The new crown vaccine family “adds Ding” to the genetic recombinant vaccine to learn more

　　The new crown vaccine family “adds Ding” to the genetic recombinant vaccine to learn more

　　◎Wang Xinyu

　　A new member has recently been added to the lineup of my country's new crown vaccine approved for emergency use-a genetically recombined subunit vaccine.

This type of vaccine is different from the previously approved inactivated vaccines and adenovirus vector vaccines. One of the most concerned differences is that this vaccine requires 3 injections to complete the immunization program, with an interval of 6 months.

　　So, what is a genetic recombination subunit vaccine, and how was the earliest genetic recombination subunit vaccine developed?

Let us find out.

　　The antigens of inactivated vaccines and attenuated vaccines are composed of intact pathogens, while genetic recombination subunit vaccines only contain certain components derived from pathogenic bacteria or viruses.

These components are highly purified proteins or synthetic peptides, which are the main substances that cause the body's immune response.

In other words, genetically recombined subunit vaccines are not complete pathogens, so they are essentially not capable of infecting humans and causing diseases.

The world's first vaccine produced by genetic recombination technology is hepatitis B vaccine.

　　A unique feature of the hepatitis B virus is that, in addition to the entire virus particles, a large number of spherical and rod-shaped particles containing only the hepatitis B virus surface antigen (HBsAg) were found in the peripheral blood of virus carriers.

In some carriers, these particles account for more than 1% of their total serum protein.

This discovery forms the basis for the manufacture of genetically recombinant hepatitis B vaccine.

　　In the 1980s, scientists tried to use genetic recombination technology to make HBsAg, a subunit of the hepatitis B vaccine, expressed in other organisms.
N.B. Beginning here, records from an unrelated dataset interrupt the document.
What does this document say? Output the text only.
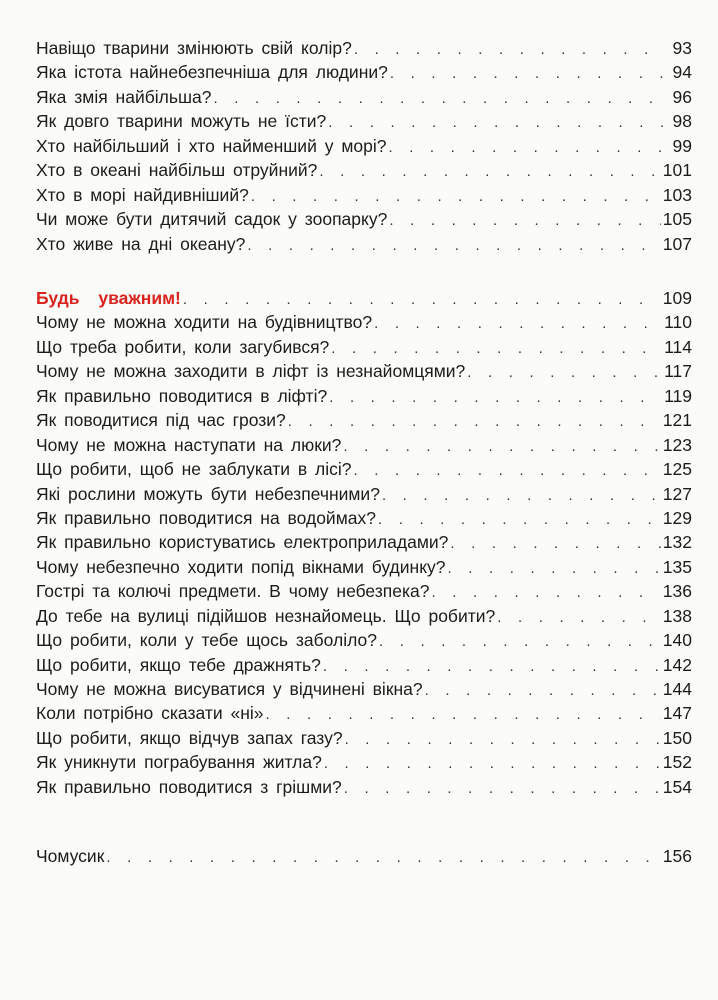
Навіщо тварини змінюють свій колір? . . .	93
Яка істота найнебезпечніша для людини? . . .	94
Яка змія найбільша? . . .	96
Як довго тварини можуть не їсти? . . .	98
Хто найбільший і хто найменший у морі? . . .	99
Хто в океані найбільш отруйний? . . .	101
Хто в морі найдивніший? . . .	103
Чи може бути дитячий садок у зоопарку? . . .	105
Хто живе на дні океану? . . .	107
Будь уважним! . . .	109
Чому не можна ходити на будівництво? . . .	110
Що треба робити, коли загубився? . . .	114
Чому не можна заходити в ліфт із незнайомцями? . . .	117
Як правильно поводитися в ліфті? . . .	119
Як поводитися під час грози? . . .	121
Чому не можна наступати на люки? . . .	123
Що робити, щоб не заблукати в лісі? . . .	125
Які рослини можуть бути небезпечними? . . .	127
Як правильно поводитися на водоймах? . . .	129
Як правильно користуватись електроприладами? . . .	132
Чому небезпечно ходити попід вікнами будинку? . . .	135
Гострі та колючі предмети. В чому небезпека? . . .	136
До тебе на вулиці підійшов незнайомець. Що робити? . . .	138
Що робити, коли у тебе щось заболіло? . . .	140
Що робити, якщо тебе дражнять? . . .	142
Чому не можна висуватися у відчинені вікна? . . .	144
Коли потрібно сказати «ні» . . .	147
Що робити, якщо відчув запах газу? . . .	150
Як уникнути пограбування житла? . . .	152
Як правильно поводитися з грішми? . . .	154
Чомусик . . .	156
This technology freed the need for human plasma in vaccine production and provided almost unlimited vaccine production. potential.

　　In other words, scientists replaced HBsAg isolated from the plasma of infected persons with synthetic HBsAg.

At present, most of the approved genetic recombinant hepatitis B vaccines are composed of the S gene product (HBsAg protein) containing 226 amino acids.

　　The recombinant hepatitis B vaccine produced by yeast is made by expressing HBsAg protein in genetically engineered yeast cells (Saccharomyces cerevisiae or Hansenula) containing the S gene.

The expression plasmid only produces HBsAg protein in yeast cells and does not contain real virus.

　　The polypeptides expressing HBsAg in this genetic recombinant hepatitis B vaccine will automatically assemble into 22 nanometer spherical particles, similar to the HBsAg particles isolated from the serum of chronic hepatitis B virus infection.

This artificial HBsAg particle also contains antigenic determinants that play an important role in the immune response.

　　Of course, the recombinant hepatitis B vaccine is not perfect. Judging from a harsh perspective, it also has shortcomings.

One of the most prominent points is that the immunogenicity is not strong enough, which shows that a small part of the vaccinated people cannot produce protective antibodies after vaccination and need to be re-vaccinated.

　　In this regard, scientists have also developed a recombinant vaccine containing pre-S region genes. Facts have proved that this vaccine can produce better protection, but because the manufacturing cost is significantly higher than the existing vaccines, it is not widely used.

The World Health Organization and national health departments also believe that the existing genetically recombinant hepatitis B vaccine is good enough, and there is no plan to replace it with a new vaccine.

　　As a representative of genetically recombinant subunit vaccines, genetically recombinant hepatitis B vaccine has the advantages of high yield, high safety, easy storage and transportation, and has achieved great success.

The genetic recombination subunit COVID-19 vaccine developed using the same technical route should also have similar advantages.

　　Data from clinical studies also show that after 2 doses of genetically recombined subunit COVID-19 vaccine, 76% can produce neutralizing antibodies; after 3 doses, 97% can produce neutralizing antibodies, and the antibody level is high, which can achieve recovery. The patient's serum antibody level was twice as high.

　　It can be seen that the gene recombination subunit new crown vaccine has shown good potential in clinical research.

In the vaccination of a wider range of people, whether it can stand out among many new crown vaccine technical routes is also worth looking forward to.